Это ведь и есть научное — ignoramus, не знаем, — спустившееся до босяцкого «дна». И здесь, «на дне», оно будет иметь точно такие же последствия, как там, на интеллигентной поверхности.

Прежде всего — вывод: нет Бога; или, вернее: человеку нет никакого дела до Бога, между человеком и Богом нет соединения, связи, религии ибо religio и значит связь человека с Богом.
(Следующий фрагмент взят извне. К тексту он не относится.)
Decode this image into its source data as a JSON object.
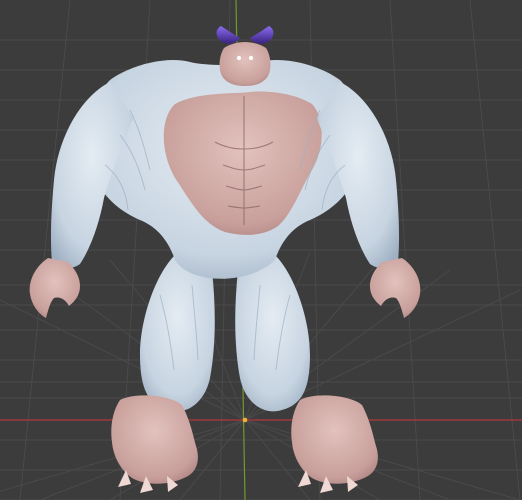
{
  "viewport": {
    "background_color": "#3c3c3c",
    "grid_color": "#4a4a4a",
    "x_axis_color": "#9b3a3a",
    "y_axis_color": "#6f9a2e",
    "origin_color": "#f2b233"
  },
  "model": {
    "fur_color": "#cfdbe6",
    "fur_shadow_color": "#9fb0c3",
    "skin_color": "#d8b3ae",
    "skin_shadow_color": "#a8807e",
    "horn_color": "#6b4bd1",
    "eye_color": "#ffffff"
  }
}
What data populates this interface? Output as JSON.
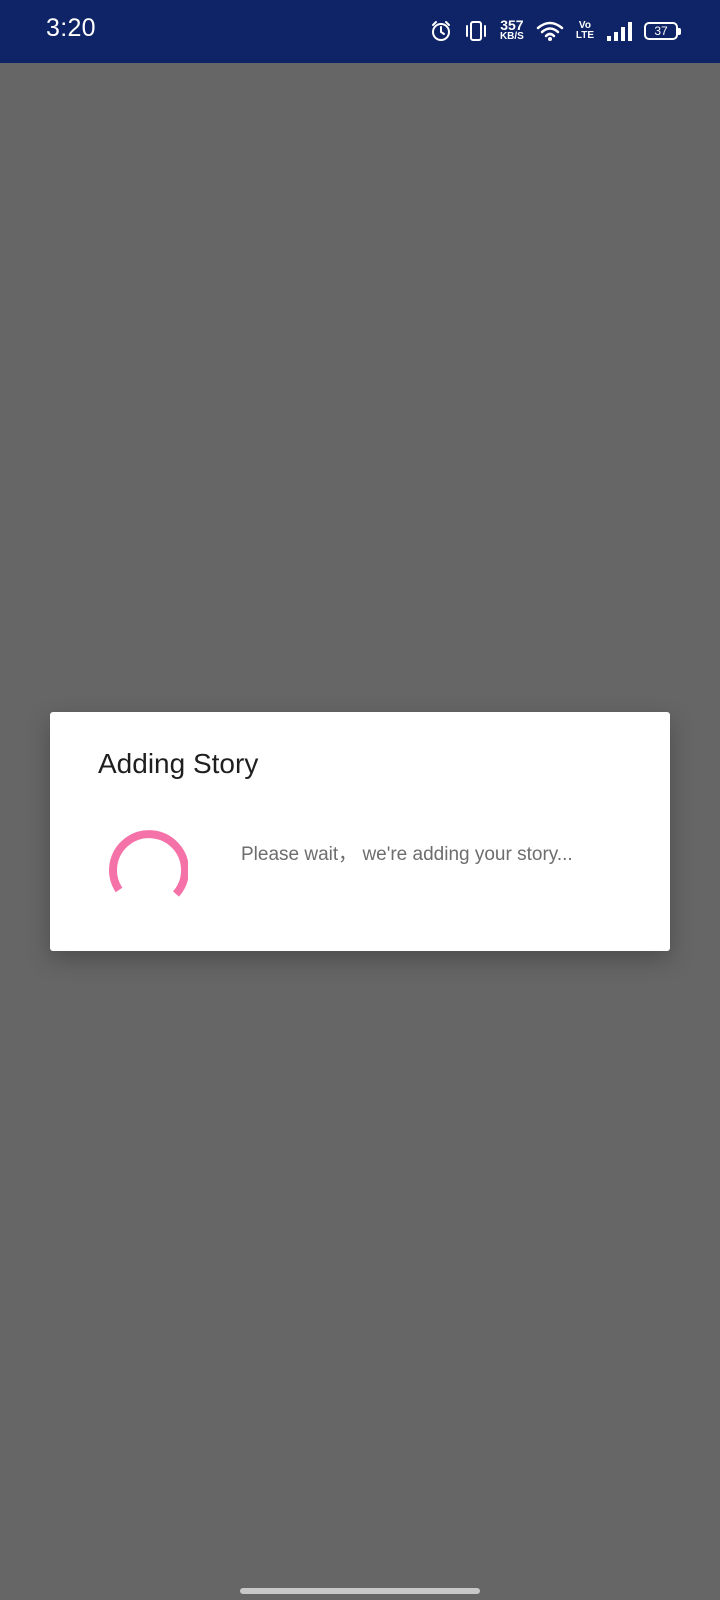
{
  "status_bar": {
    "time": "3:20",
    "net_speed_value": "357",
    "net_speed_unit": "KB/S",
    "volte_top": "Vo",
    "volte_bottom": "LTE",
    "battery_level": "37",
    "icons": [
      "alarm-icon",
      "vibrate-icon",
      "wifi-icon",
      "signal-icon",
      "battery-icon"
    ]
  },
  "dialog": {
    "title": "Adding Story",
    "message": "Please wait， we're adding your story...",
    "spinner_color": "#f472a8"
  },
  "colors": {
    "status_bar_bg": "#0f2466",
    "overlay_bg": "#666666",
    "dialog_bg": "#ffffff"
  }
}
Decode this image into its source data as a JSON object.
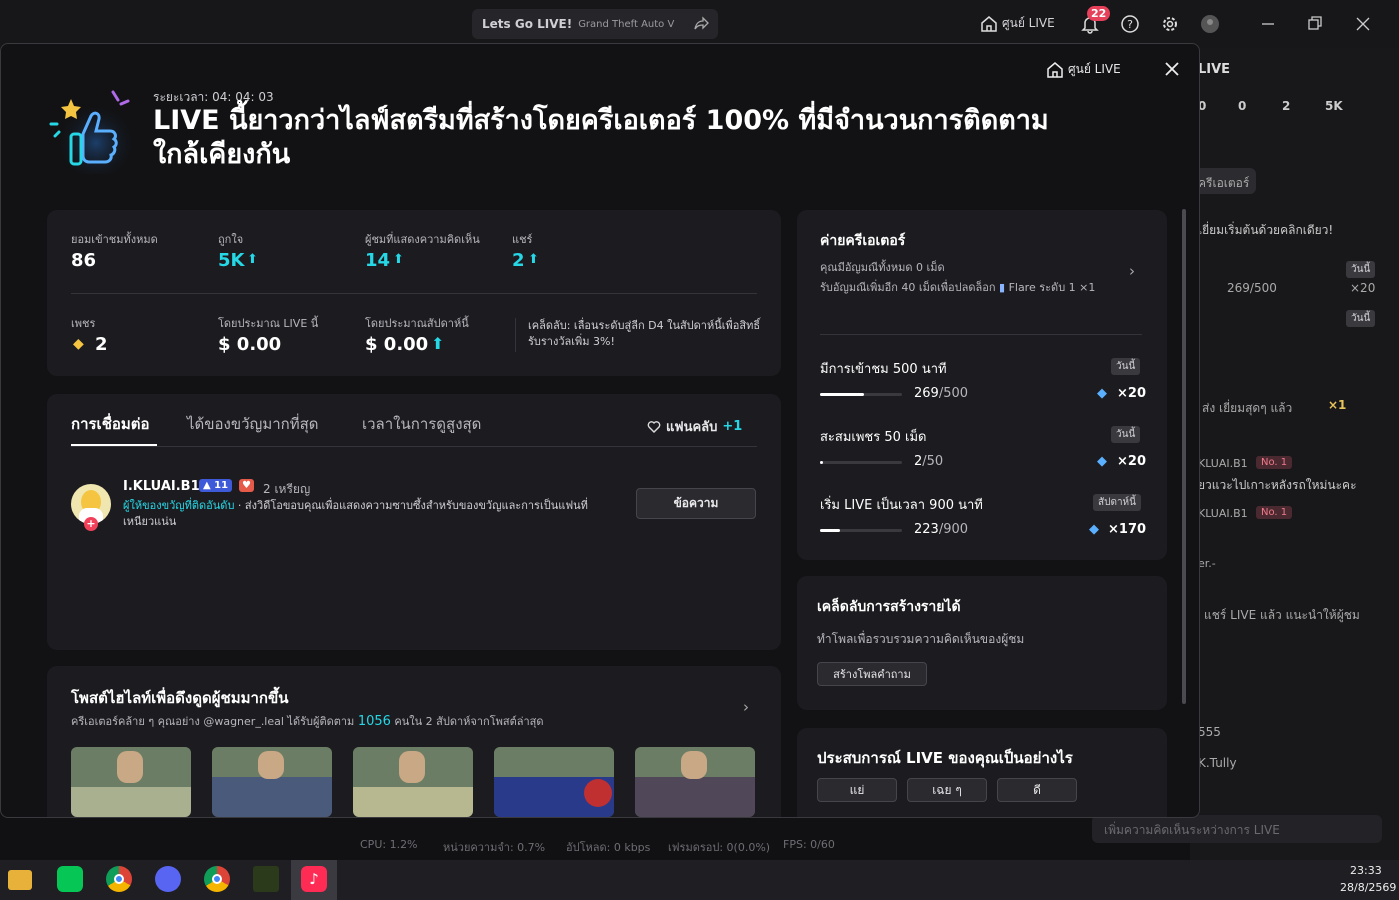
{
  "topbar": {
    "stream_title": "Lets Go LIVE!",
    "game": "Grand Theft Auto V",
    "hub_label": "ศูนย์ LIVE",
    "notif_count": "22"
  },
  "background": {
    "title": "LIVE",
    "stats": [
      "0",
      "0",
      "2",
      "5K"
    ],
    "creator_label": "ครีเอเตอร์",
    "invite": "เยี่ยมเริ่มต้นด้วยคลิกเดียว!",
    "today1": "วันนี้",
    "progress": "269/500",
    "gems": "×20",
    "today2": "วันนี้",
    "gift_text": "ส่ง เยี่ยมสุดๆ แล้ว",
    "gift_count": "×1",
    "c1_user": "KLUAI.B1",
    "c1_badge": "No. 1",
    "c1_text": "ยวแวะไปเกาะหลังรถใหม่นะคะ",
    "c2_user": "KLUAI.B1",
    "c2_badge": "No. 1",
    "user3": "er.-",
    "share_text": "แชร์ LIVE แล้ว แนะนำให้ผู้ชม",
    "n555": "555",
    "tully": "K.Tully",
    "input_placeholder": "เพิ่มความคิดเห็นระหว่างการ LIVE"
  },
  "bottom_stats": [
    "CPU: 1.2%",
    "หน่วยความจำ: 0.7%",
    "อัปโหลด: 0 kbps",
    "เฟรมดรอป: 0(0.0%)",
    "FPS: 0/60"
  ],
  "modal": {
    "hub_label": "ศูนย์ LIVE",
    "duration": "ระยะเวลา: 04: 04: 03",
    "headline": "LIVE นี้ยาวกว่าไลฟ์สตรีมที่สร้างโดยครีเอเตอร์ 100% ที่มีจำนวนการติดตามใกล้เคียงกัน",
    "stats": {
      "viewers_label": "ยอมเข้าชมทั้งหมด",
      "viewers": "86",
      "likes_label": "ถูกใจ",
      "likes": "5K",
      "commenters_label": "ผู้ชมที่แสดงความคิดเห็น",
      "commenters": "14",
      "shares_label": "แชร์",
      "shares": "2",
      "diamonds_label": "เพชร",
      "diamonds": "2",
      "est_live_label": "โดยประมาณ LIVE นี้",
      "est_live": "$ 0.00",
      "est_week_label": "โดยประมาณสัปดาห์นี้",
      "est_week": "$ 0.00",
      "tip": "เคล็ดลับ: เลื่อนระดับสู่ลีก D4 ในสัปดาห์นี้เพื่อสิทธิ์รับรางวัลเพิ่ม 3%!"
    },
    "tabs": [
      "การเชื่อมต่อ",
      "ได้ของขวัญมากที่สุด",
      "เวลาในการดูสูงสุด"
    ],
    "fan_club_label": "แฟนคลับ",
    "fan_club_count": "+1",
    "connection": {
      "name": "I.KLUAI.B1",
      "level": "11",
      "coins": "2 เหรียญ",
      "highlight": "ผู้ให้ของขวัญที่ติดอันดับ",
      "desc": " · ส่งวิดีโอขอบคุณเพื่อแสดงความซาบซึ้งสำหรับของขวัญและการเป็นแฟนที่เหนียวแน่น",
      "button": "ข้อความ"
    },
    "highlight": {
      "title": "โพสต์ไฮไลท์เพื่อดึงดูดผู้ชมมากขึ้น",
      "desc_pre": "ครีเอเตอร์คล้าย ๆ คุณอย่าง @wagner_.leal ได้รับผู้ติดตาม",
      "desc_num": "1056",
      "desc_post": "คนใน 2 สัปดาห์จากโพสต์ล่าสุด"
    },
    "creator_camp": {
      "title": "ค่ายครีเอเตอร์",
      "line1": "คุณมีอัญมณีทั้งหมด 0 เม็ด",
      "line2": "รับอัญมณีเพิ่มอีก 40 เม็ดเพื่อปลดล็อก",
      "line2b": "Flare ระดับ 1 ×1",
      "tasks": [
        {
          "title": "มีการเข้าชม 500 นาที",
          "tag": "วันนี้",
          "cur": "269",
          "total": "/500",
          "reward": "×20",
          "pct": 0.538
        },
        {
          "title": "สะสมเพชร 50 เม็ด",
          "tag": "วันนี้",
          "cur": "2",
          "total": "/50",
          "reward": "×20",
          "pct": 0.04
        },
        {
          "title": "เริ่ม LIVE เป็นเวลา 900 นาที",
          "tag": "สัปดาห์นี้",
          "cur": "223",
          "total": "/900",
          "reward": "×170",
          "pct": 0.248
        }
      ]
    },
    "income_tips": {
      "title": "เคล็ดลับการสร้างรายได้",
      "desc": "ทำโพลเพื่อรวบรวมความคิดเห็นของผู้ชม",
      "button": "สร้างโพลคำถาม"
    },
    "experience": {
      "title": "ประสบการณ์ LIVE ของคุณเป็นอย่างไร",
      "options": [
        "แย่",
        "เฉย ๆ",
        "ดี"
      ]
    }
  },
  "taskbar": {
    "time": "23:33",
    "date": "28/8/2569"
  }
}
«Я видел небо, — там только пусто. Я знаю правду: земли творенье, землей живу я», — запевает в «Песне о соколе» летающий в небе романтический босяк. «А с земли, кроме как в землю, никуда не соскочишь», — кончает песню босяк реалистический, стоящий на земле. Земная жизнь бесцельна. «Кто скажет, зачем он живет? Никто не скажет. И спрашивать про это не надо. Живи, и все тут. И похаживай, и посматривай…» Жизнь не только бесцельна, но и бессмысленна, потому что кончается смертью — уничтожением: «Ничего там не будет, ничего… Спокой — и больше ничего!», — напутствует умирающую старец Лука, учитель босячества.

Этот догматический позитивизм (потому что у позитивизма есть тоже своя догматика, своя метафизика и даже своя мистика) неизбежно приводит к догматическому материализму:

«Брюхо в человеке — главное дело. А как брюхо спокойно, значит, и душа жива, — всякое деяние человеческое от брюха происходит».

Утилитарная нравственность — только переходная ступень, на которой нельзя остановиться между старой метафизической моралью и тем крайним, но неизбежным выводом, который делает Ницше из позитивизма, — откровенным аморализмом, отрицанием всякой человеческой нравственности. Интеллигент не сделал этого крайнего вывода потому, что был удержан от него бессознательными пережитками метафизического идеализма. Босяка уже ничто не удерживает; и в этом отношении, так же как во многих других, он опередил интеллигента: босяк откровенный и почти сознательный аморалист.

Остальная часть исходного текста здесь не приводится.